1er janvier 1817. — Moi qui trouvais tant d’esprit aux Bolonais, je suis presque sur le point de me dédire. Pendant une heure et demie, je viens d’essuyer le patriotisme d’antichambre le plus sot, et cela dans la meilleure compagnie. C’est. réellement là le défaut italien ; les défaites de Murat semblent l’avoir irrité. Le fait est qu’à Naples, comme en Espagne, la bonne compagnie est à une distance immense de la basse classe, et, au contraire du peuple espagnol, le bas peuple napolitain, gâté par ce climat si doux, ne se bat pas ; car, dit-il, si j’ai raison, saint Janvier ne manquera pas de tuer tous les ennemis. M. Filangieri et cent autres officiers sont fort braves, qu’en est-il résulté ? que leurs soldats leur ont tiré des coups de fusil à travers la porte de leur chambre, parce qu’ils voulaient les empêcher de fuir[52].

Vous savez que, vers 1763, le Siège de Calais eut le succès le plus fou et le plus national. Le poëte de Belloy avait eu l’idée lucrative, depuis exploitée par d’autres, de se faire le flatteur de ses concitoyens. Le duc d’Ayen se moquant un jour de cette tragédie : « Vous n’êtes donc pas bon Francais ? lui dit le roi Louis XV. — Plût à Dieu, sire, que les vers de la tragédie le fussent autant que moi ! »

Le sage Turgot qui aimait son pays, et ne voyait dans la flatterie que le commerce d’un fripon avec un sot, donna le nom de patriotisme d’antichambre à l’engouement des dupes qui admiraient les grossiers compliments du sieur de Belloy.

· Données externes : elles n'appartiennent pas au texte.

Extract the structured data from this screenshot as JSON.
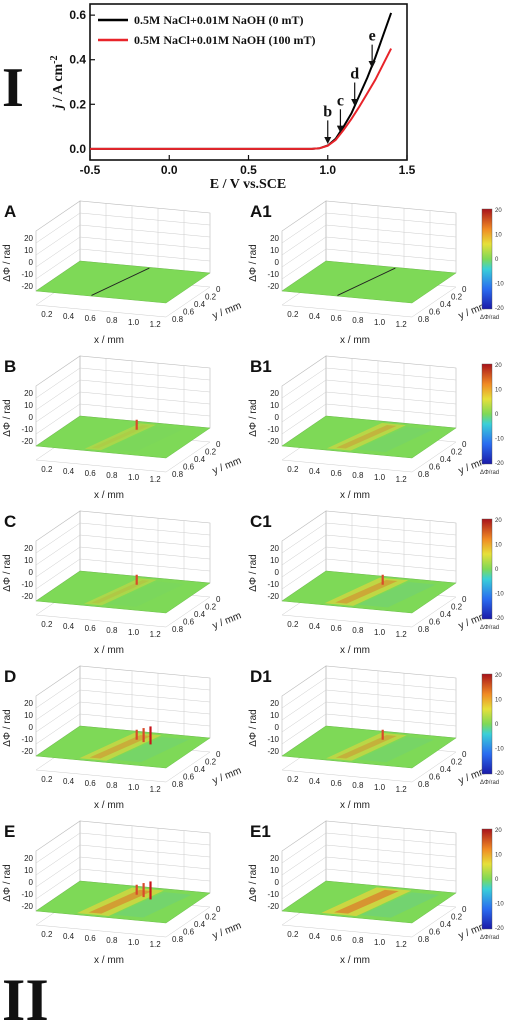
{
  "figure": {
    "roman_top": "I",
    "roman_bottom": "II"
  },
  "chart_data": [
    {
      "type": "line",
      "panel": "I",
      "xlabel": "E / V vs.SCE",
      "ylabel_italic": "j",
      "ylabel_rest": " / A cm",
      "ylabel_sup": "-2",
      "xlim": [
        -0.5,
        1.5
      ],
      "ylim": [
        -0.05,
        0.65
      ],
      "xticks": [
        "-0.5",
        "0.0",
        "0.5",
        "1.0",
        "1.5"
      ],
      "yticks": [
        "0.0",
        "0.2",
        "0.4",
        "0.6"
      ],
      "legend_position": "top-left",
      "series": [
        {
          "name": "0.5M NaCl+0.01M NaOH (0 mT)",
          "color": "#000000",
          "x": [
            -0.5,
            0.0,
            0.5,
            0.9,
            0.95,
            1.0,
            1.05,
            1.1,
            1.15,
            1.2,
            1.25,
            1.3,
            1.35,
            1.4
          ],
          "y": [
            0.0,
            0.0,
            0.0,
            0.0,
            0.003,
            0.015,
            0.045,
            0.1,
            0.16,
            0.24,
            0.32,
            0.41,
            0.51,
            0.61
          ]
        },
        {
          "name": "0.5M NaCl+0.01M NaOH (100 mT)",
          "color": "#e8242a",
          "x": [
            -0.5,
            0.0,
            0.5,
            0.9,
            0.95,
            1.0,
            1.05,
            1.1,
            1.15,
            1.2,
            1.25,
            1.3,
            1.35,
            1.4
          ],
          "y": [
            0.0,
            0.0,
            0.0,
            0.0,
            0.003,
            0.014,
            0.04,
            0.085,
            0.135,
            0.19,
            0.25,
            0.31,
            0.38,
            0.45
          ]
        }
      ],
      "annotations": [
        {
          "text": "b",
          "x": 1.0,
          "y": 0.02
        },
        {
          "text": "c",
          "x": 1.08,
          "y": 0.07
        },
        {
          "text": "d",
          "x": 1.17,
          "y": 0.19
        },
        {
          "text": "e",
          "x": 1.28,
          "y": 0.36
        }
      ]
    },
    {
      "type": "heatmap",
      "panel": "II",
      "xlabel": "x / mm",
      "ylabel": "y / mm",
      "zlabel": "ΔΦ / rad",
      "xticks": [
        "0.2",
        "0.4",
        "0.6",
        "0.8",
        "1.0",
        "1.2"
      ],
      "yticks": [
        "0",
        "0.2",
        "0.4",
        "0.6",
        "0.8"
      ],
      "zticks": [
        "20",
        "10",
        "0",
        "-10",
        "-20"
      ],
      "colorbar_ticks": [
        "20",
        "10",
        "0",
        "-10",
        "-20"
      ],
      "colorbar_label": "ΔΦ/rad",
      "clim": [
        -20,
        20
      ],
      "colors": {
        "plane": "#7ed957",
        "warm": "#e8d53a",
        "hot": "#e83a1a",
        "cool": "#5ec9a0"
      },
      "rows": [
        {
          "left": "A",
          "right": "A1",
          "left_intensity": 0.0,
          "right_intensity": 0.0,
          "left_spikes": 0,
          "right_spikes": 0
        },
        {
          "left": "B",
          "right": "B1",
          "left_intensity": 0.1,
          "right_intensity": 0.35,
          "left_spikes": 1,
          "right_spikes": 0
        },
        {
          "left": "C",
          "right": "C1",
          "left_intensity": 0.15,
          "right_intensity": 0.5,
          "left_spikes": 1,
          "right_spikes": 1
        },
        {
          "left": "D",
          "right": "D1",
          "left_intensity": 0.45,
          "right_intensity": 0.4,
          "left_spikes": 3,
          "right_spikes": 1
        },
        {
          "left": "E",
          "right": "E1",
          "left_intensity": 0.6,
          "right_intensity": 0.7,
          "left_spikes": 3,
          "right_spikes": 0
        }
      ]
    }
  ]
}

Bonaparte imita de Belloy, et lorsqu’il voulut les asservir, salua les Français du nom de grand peuple ; lui-même se glorifie de ce tour d’adresse ; il trouve indigne que l’on avoue, en écrivant l’histoire, les désavantages ou les torts de son pays[53].

Il n’est pas de mérite si mince qu’il soit, qui ne se trouve ici sous la protection de quelque patriotisme municipal ; car enfin le plus plat pédant a une patrie. En France, si un auteur est moqué, c’est surtout dans son pays.

À Bologne, je n’oserais pas dire qu’Astley fait des bottes mieux que Ronchetti ; c’est un fameux cordonnier du pays, connu par son amour pour les tableaux et sa conduite ferme envers Murat, qui lui avait dit qu’on ne pouvait le chausser qu’à Paris, et auquel, en revanche, il ne voulut jamais faire qu’une botte. Le roi, après l’avoir essayée, demandant la seconde : « Sire, faites-la faire dans votre Paris, » répliqua Ronchetti.

La moindre critique imprimée contre le poëte ou le sculpteur de sa ville met l’Italien en fureur, et cette fureur s’exhale par les injures les moins nobles. L’Italie étant le jardin de l’Europe et possédant les ruines de la grandeur romaine, chaque année voit éclore huit ou dix voyages plus ou moins médiocres à Paris, à Londres ou à Leipzig ; ce sont huit ou dix sujets de rage pour ces patriotes chatouilleux. Cette colère n’est pas aussi ridicule qu’elle le paraît d’abord. Dans un pays où le moindre almanach est censuré cinq ou six fois, un homme blâmé dans une page imprimée est abandonné par le pacha. Dès lors il est perdu ; l’être le plus abject peut lui lancer le coup de pied de l’âne. Peu importe la vérité ou la fausseté de l’accusation ; elle est imprimée, il suffit.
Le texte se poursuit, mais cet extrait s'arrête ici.